Dans une lettre ouverte de cinq pages adressée au président de la République Félix Tshisekedi, le président du parti Conservateurs de la Nature et Démocrates (CONADE) lui signifie son indignation et s’oppose farouchement contre sa démarche de vouloir obtenir de l’Union Européenne l’assouplissement des sanctions infligées aux collaborateurs de l’ancien président Joseph Kabila. Sans macher les mots, Moïse Moni Della qualifie cette démarche de sacrilège. Ci-dessous l’intégralité de sa lettre datant du 8 octobre dernier :
Excellence Monsieur le Président de la République,
Permettez-moi de venir devant votre auguste personne, vous faire part de ce dont l’objet est repris en marge.
Il sied de rappeler que sous le régime de Monsieur KABILA, le peuple congolais a été victime des crimes politique, économique et contre l’humanité. Toutes ces cruautés se sont intensifiées dès lors que le peuple congolais s’est résolu de se prendre en charge pour réclamer ses droits légitimes devant le refus de Monsieur KABILA de permettre l’organisation des élections libres, transparentes et démocratiques dans le délai constitutionnel à la fin de son mandat en 2016.
Tenant compte de ces événements macabres dont le peuple congolais a été longtemps victime et sans défense, l’Union européenne et les Etats-Unis d’Amérique, partenaires attitrés de la RDC, n’ont pas voulu rester spectateurs de ces supplices imposés par un groupe de personnes à tout un peuple. Ils ont dû exercer des pressions allant jusqu’aux sanctions contre ces personnes dont le but principal fut non seulement d’assister la population congolaise en danger mais également de ne pas cautionner l’impunité source de récidive.

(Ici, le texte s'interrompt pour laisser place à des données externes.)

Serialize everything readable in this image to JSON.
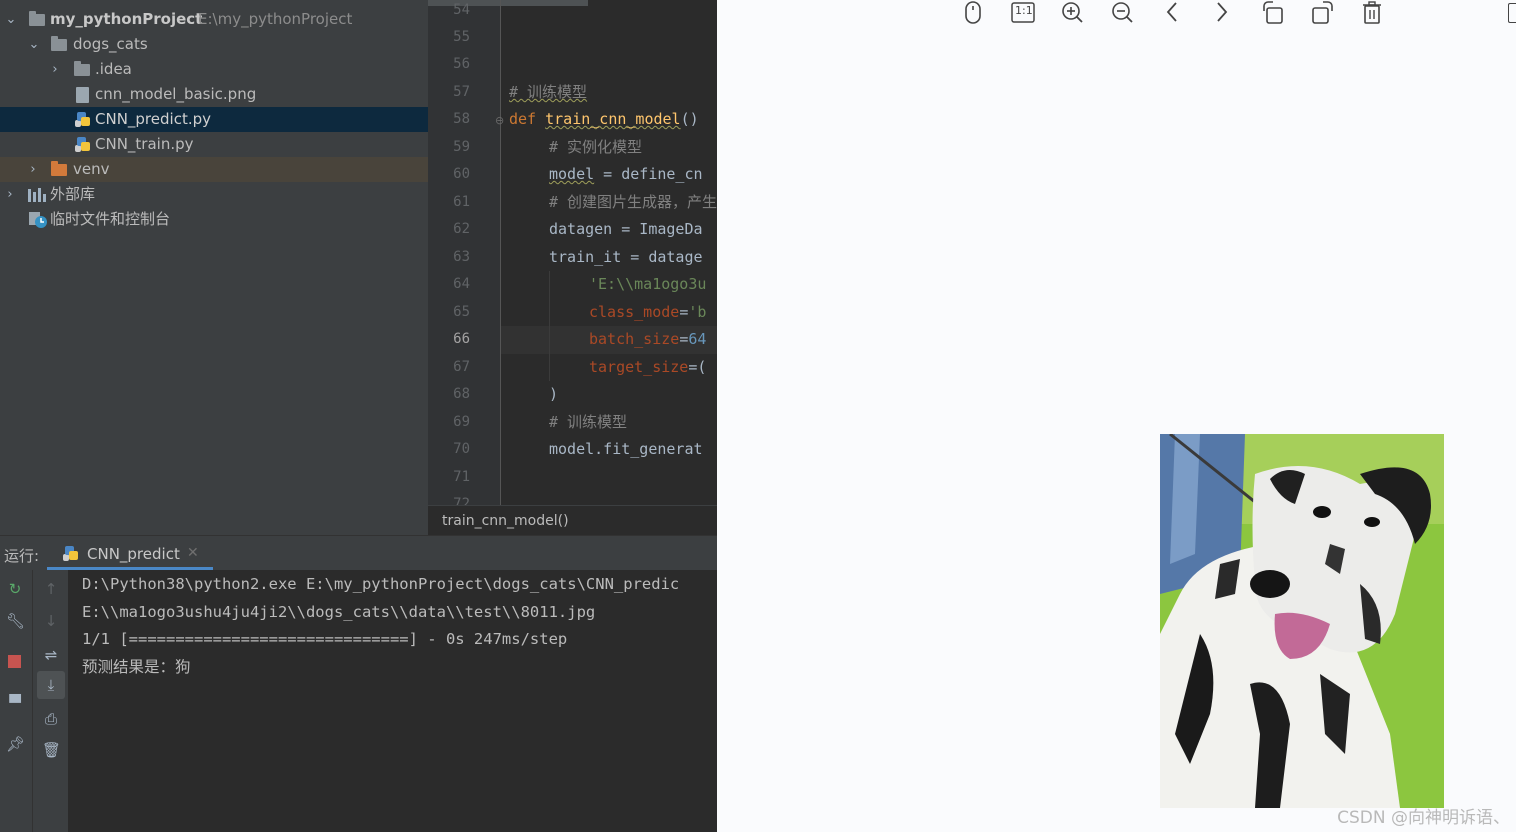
{
  "project": {
    "root_name": "my_pythonProject",
    "root_path": "E:\\my_pythonProject",
    "items": [
      {
        "label": "dogs_cats"
      },
      {
        "label": ".idea"
      },
      {
        "label": "cnn_model_basic.png"
      },
      {
        "label": "CNN_predict.py"
      },
      {
        "label": "CNN_train.py"
      },
      {
        "label": "venv"
      }
    ],
    "external_libs": "外部库",
    "scratches": "临时文件和控制台"
  },
  "editor": {
    "line_numbers": [
      "54",
      "55",
      "56",
      "57",
      "58",
      "59",
      "60",
      "61",
      "62",
      "63",
      "64",
      "65",
      "66",
      "67",
      "68",
      "69",
      "70",
      "71",
      "72"
    ],
    "current_line": "66",
    "code": {
      "l57": "# 训练模型",
      "l58_kw": "def",
      "l58_fn": "train_cnn_model",
      "l58_tail": "()",
      "l59": "# 实例化模型",
      "l60_var": "model",
      "l60_rest": " = define_cn",
      "l61": "# 创建图片生成器，产生",
      "l62": "datagen = ImageDa",
      "l63": "train_it = datage",
      "l64": "'E:\\\\ma1ogo3u",
      "l65_p": "class_mode",
      "l65_s": "'b",
      "l66_p": "batch_size",
      "l66_n": "64",
      "l67_p": "target_size",
      "l67_s": "(",
      "l68": ")",
      "l69": "# 训练模型",
      "l70": "model.fit_generat"
    },
    "breadcrumb": "train_cnn_model()"
  },
  "run": {
    "label": "运行:",
    "tab": "CNN_predict",
    "console": [
      "D:\\Python38\\python2.exe E:\\my_pythonProject\\dogs_cats\\CNN_predic",
      "E:\\\\ma1ogo3ushu4ju4ji2\\\\dogs_cats\\\\data\\\\test\\\\8011.jpg",
      "1/1 [==============================] - 0s 247ms/step",
      "预测结果是：狗"
    ]
  },
  "viewer": {
    "toolbar": [
      "mouse-icon",
      "actual-size-icon",
      "zoom-in-icon",
      "zoom-out-icon",
      "previous-icon",
      "next-icon",
      "rotate-left-icon",
      "rotate-right-icon",
      "delete-icon"
    ],
    "actual_size_label": "1:1",
    "watermark": "CSDN @向神明诉语、"
  }
}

Devant cette attitude de l’UE et des Etats-Unis vis-à-vis de notre peuple, la majorité de partis politiques de l’opposition dont l’UDPS, votre parti, ont à l’époque salué avec véhémence le soutien et l’accompagnement de ces partenaires internationaux à notre lutte pour le respect de la Constitution. C’est dans la souffrance que l’on reconnait le vrai ami, dit-on.

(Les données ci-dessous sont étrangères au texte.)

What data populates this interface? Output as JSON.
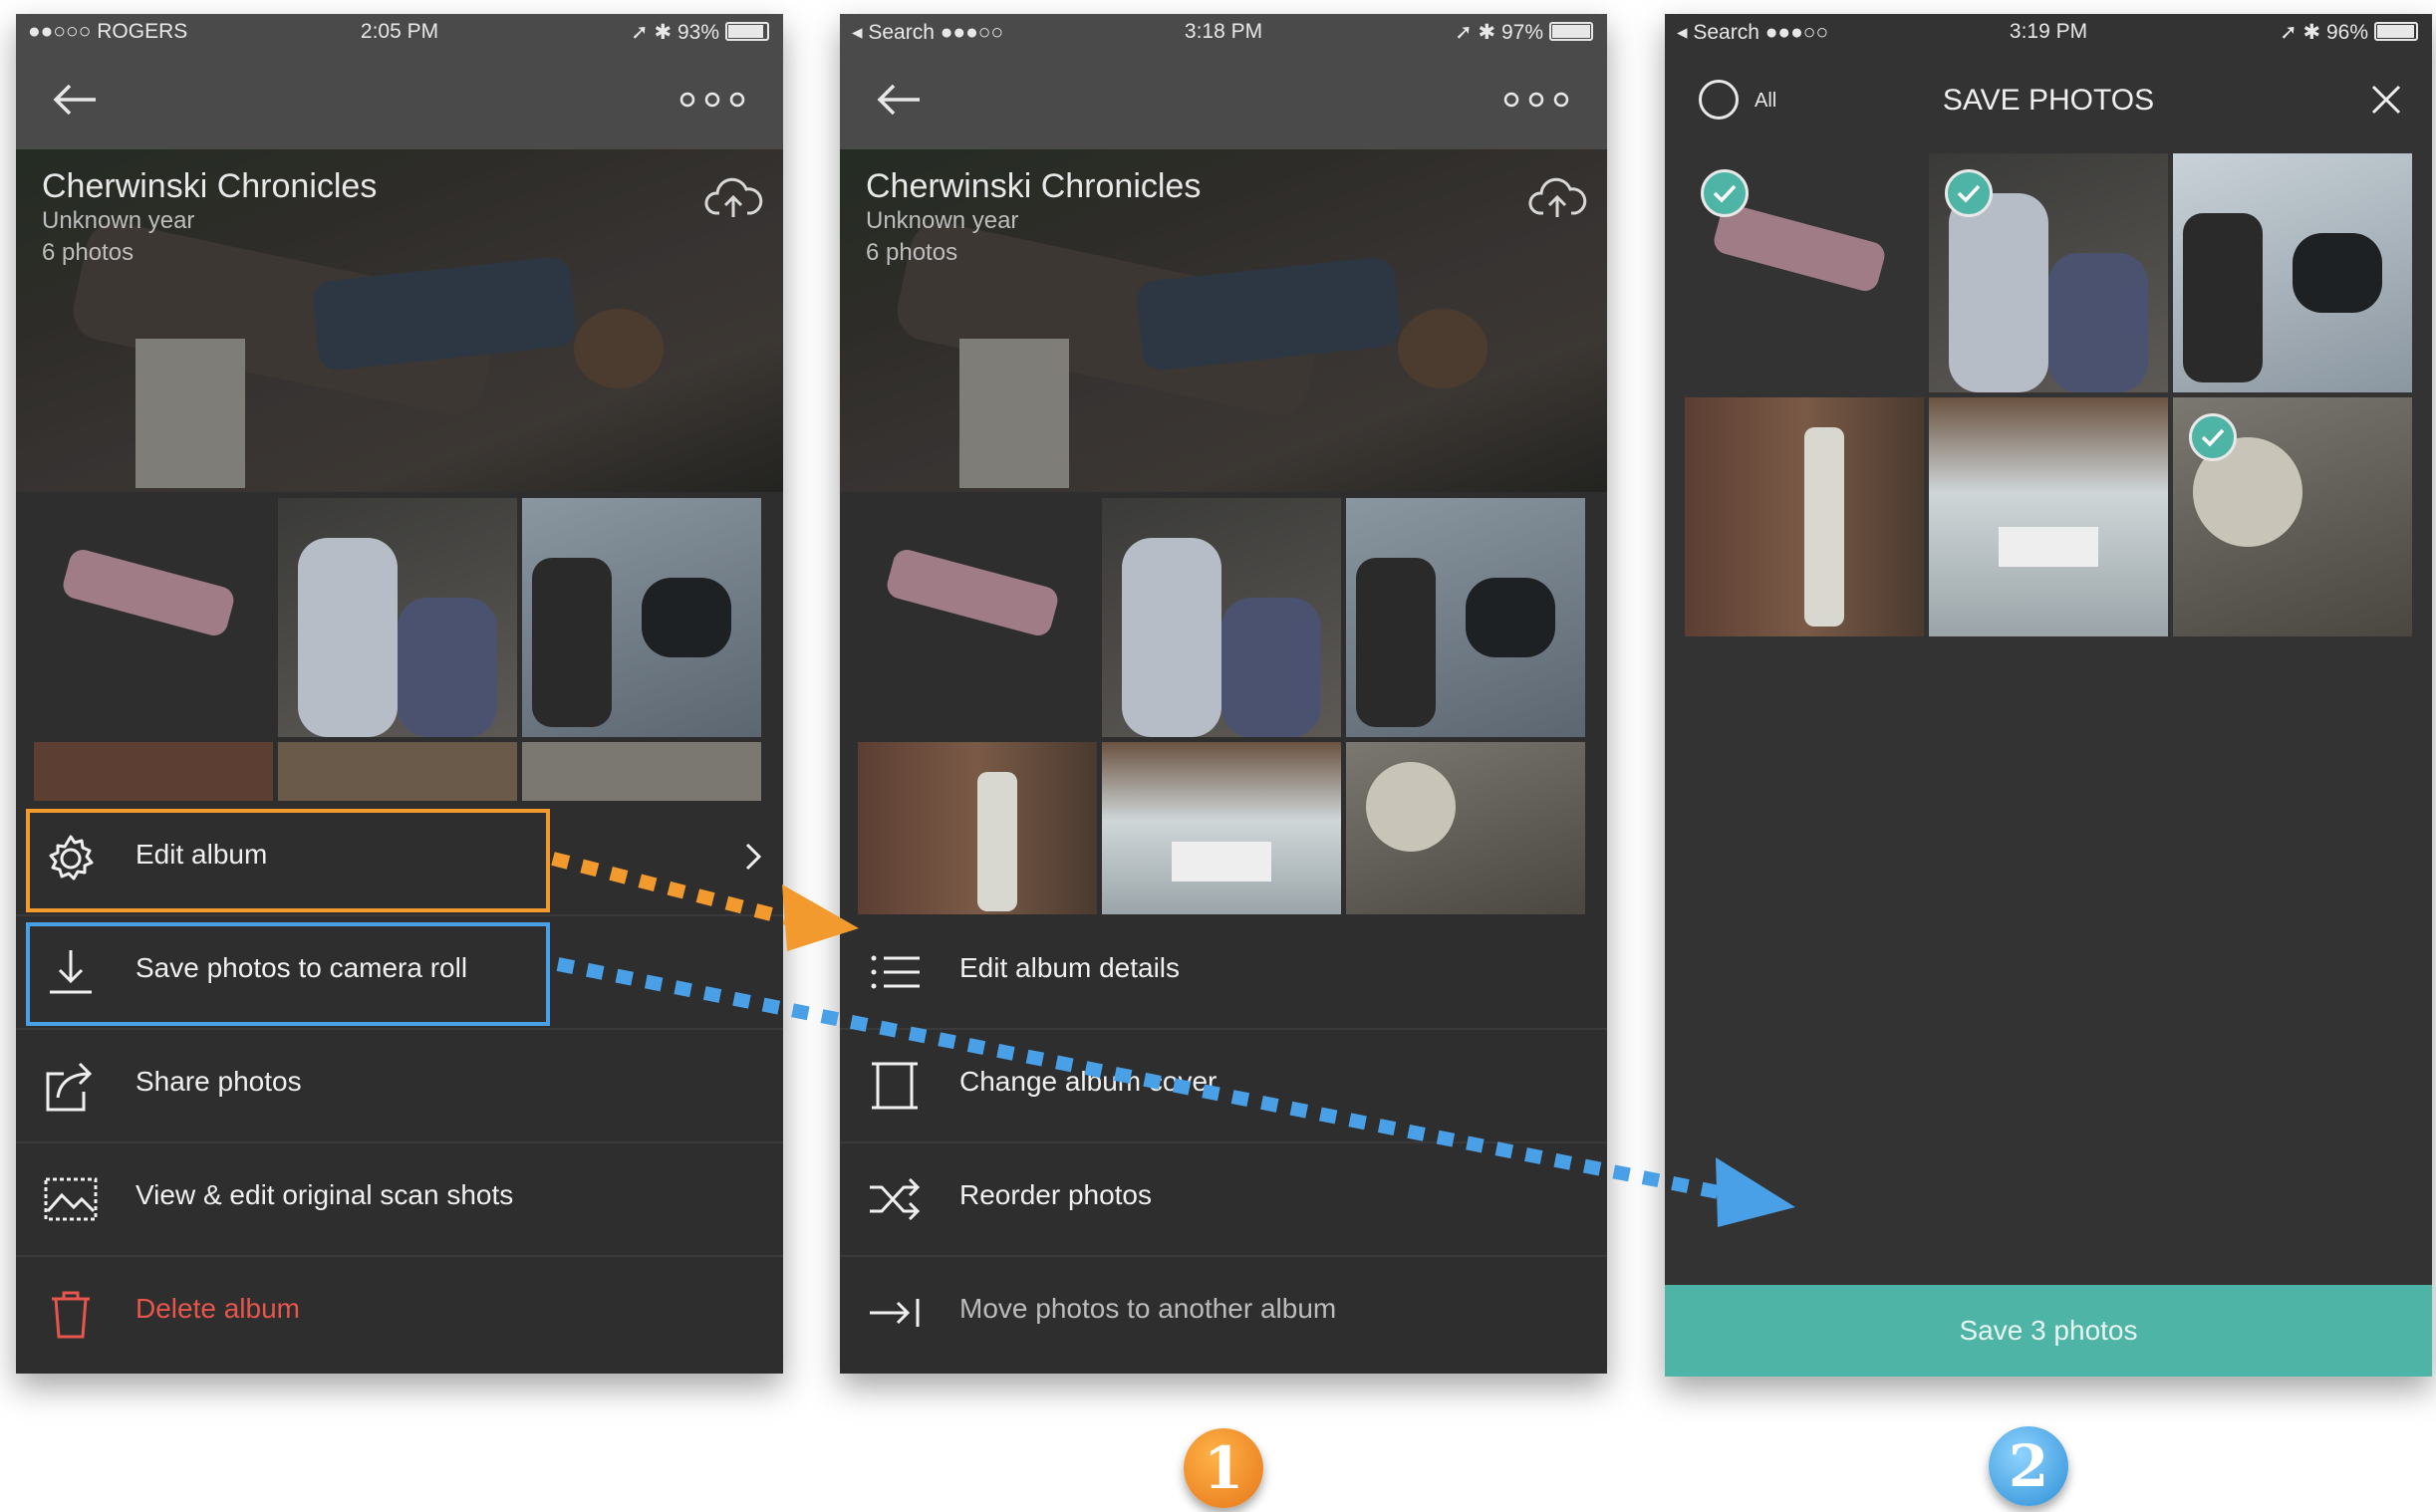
{
  "screen1": {
    "status": {
      "carrier": "●●○○○ ROGERS",
      "time": "2:05 PM",
      "battery": "93%"
    },
    "album": {
      "title": "Cherwinski Chronicles",
      "year": "Unknown year",
      "count": "6 photos"
    },
    "menu": [
      {
        "label": "Edit album",
        "icon": "gear-icon"
      },
      {
        "label": "Save photos to camera roll",
        "icon": "download-icon"
      },
      {
        "label": "Share photos",
        "icon": "share-icon"
      },
      {
        "label": "View & edit original scan shots",
        "icon": "image-scan-icon"
      },
      {
        "label": "Delete album",
        "icon": "trash-icon"
      }
    ]
  },
  "screen2": {
    "status": {
      "carrier": "◂ Search ●●●○○",
      "time": "3:18 PM",
      "battery": "97%"
    },
    "album": {
      "title": "Cherwinski Chronicles",
      "year": "Unknown year",
      "count": "6 photos"
    },
    "menu": [
      {
        "label": "Edit album details",
        "icon": "list-icon"
      },
      {
        "label": "Change album cover",
        "icon": "frame-icon"
      },
      {
        "label": "Reorder photos",
        "icon": "shuffle-icon"
      },
      {
        "label": "Move photos to another album",
        "icon": "move-icon"
      }
    ]
  },
  "screen3": {
    "status": {
      "carrier": "◂ Search ●●●○○",
      "time": "3:19 PM",
      "battery": "96%"
    },
    "all_label": "All",
    "title": "SAVE PHOTOS",
    "save_button": "Save 3 photos"
  },
  "badges": [
    "1",
    "2"
  ],
  "colors": {
    "highlight_orange": "#f29a2e",
    "highlight_blue": "#4aa0e6",
    "accent_teal": "#4eb4a5",
    "danger_red": "#e7564c"
  }
}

Excellence Monsieur le Président de la République,
Contre toute attente, j’ai le regret de constater que vous qui étiez notre compagnon d’une très longue et noble lutte pour l’instauration d’un Etat de droit, depuis l’époque de Mobutu jusqu’à celle de Kabila, sous le leadership d’Etienne TSHISEKEDI votre père, et notre père politique, entamez aujourd’hui des démarches auprès de l’UE pour exiger la levée de ces sanctions, effaçant ainsi d’un revers de la main tous ces crimes commis contre le peuple et la République. Peut-on déduire par là que tous les forfaits commis par Monsieur KABILA et ses courtisans qui ont entrainé plusieurs morts dont la plupart les combattants de l’UDPS à l’époque principal parti de l’opposition, sont jetés désormais dans les oubliettes ? Comment pouvez-vous oublier les sangs versés par les combattants et qui ont abouti à cette alternance historique dans notre pays dont vous êtes aujourd’hui bénéficiaire ?

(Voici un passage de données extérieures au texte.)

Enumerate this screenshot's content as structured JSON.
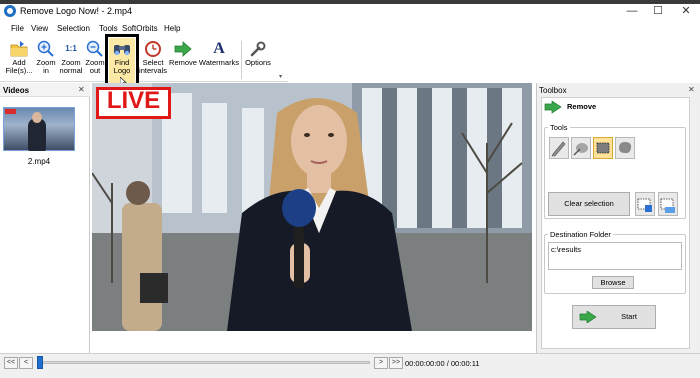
{
  "window": {
    "title": "Remove Logo Now! - 2.mp4",
    "minimize": "—",
    "maximize": "☐",
    "close": "✕"
  },
  "menu": [
    "File",
    "View",
    "Selection",
    "Tools",
    "SoftOrbits",
    "Help"
  ],
  "toolbar": {
    "add_files": "Add\nFile(s)...",
    "zoom_in": "Zoom\nin",
    "zoom_normal": "Zoom\nnormal",
    "zoom_out": "Zoom\nout",
    "find_logo": "Find\nLogo",
    "select_intervals": "Select\nintervals",
    "remove": "Remove",
    "watermarks": "Watermarks",
    "options": "Options",
    "zoom_normal_icon_text": "1:1",
    "watermarks_icon_text": "A"
  },
  "videos_panel": {
    "title": "Videos",
    "close": "✕",
    "items": [
      {
        "name": "2.mp4"
      }
    ]
  },
  "video": {
    "overlay_text": "LIVE"
  },
  "toolbox": {
    "title": "Toolbox",
    "close": "✕",
    "section_title": "Remove",
    "tools_label": "Tools",
    "clear_selection": "Clear selection",
    "destination_label": "Destination Folder",
    "destination_value": "c:\\results",
    "browse": "Browse",
    "start": "Start"
  },
  "player": {
    "time": "00:00:00:00 / 00:00:11",
    "btn_first": "<<",
    "btn_prev": "<",
    "btn_next": ">",
    "btn_last": ">>",
    "position": 0.0
  },
  "colors": {
    "accent_blue": "#1f6fd1",
    "live_red": "#e01818",
    "highlight_yellow": "#fde39a"
  }
}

L’UDPS dont je suis co-fondateur, a connu dans son parcours politique, beaucoup de martyrs. D’aucuns risquent de croire, par vos propos, que les politiciens se servent du peuple comme de l’échelle pour accéder au pouvoir. Une fois au pouvoir, on jette cette échelle.
Excellence Monsieur le Président de la République,
L’armée, la police et les services de sécurité de notre pays ont été, comme vous le savez, instrumentalisés par Monsieur KABILA et ses courtisans. L’opinion tant nationale qu’internationale a eu constamment à dénoncer leurs comportements.
Pouvons-nous considérer comme diabolisation, le fait de fustiger le comportement de nos soldats au front qui vendaient les armes à l’ennemi pour massacrer nos populations ; alors que cela a été dénoncé par la communauté internationale après une enquête fouinée ? Pouvons-nous considérer comme diabolisation le constat fait par l’ancien Premier ministre Muzito à Kisangani lorsqu’il avait fustigé la vente de rations des militaires ? Pouvons-nous considérer l’assassinat de CHEBEYA, de Thérèse KAPANGALA, de Rossy TSHIMANGA et autres par la Police Nationale comme une diabolisation ? Que dire alors de l’assassinat crapuleux des experts de Nations-Unies qui menaient les enquêtes sur les massacres de Kamuena Nsapu aux Kasaï ? Que dire de la persécution et l’agressivité contre Sonia Rolley, journaliste de la RFI, par nos militaires déguisés en policier ? Peut-on considérer ces faits comme une diabolisation ?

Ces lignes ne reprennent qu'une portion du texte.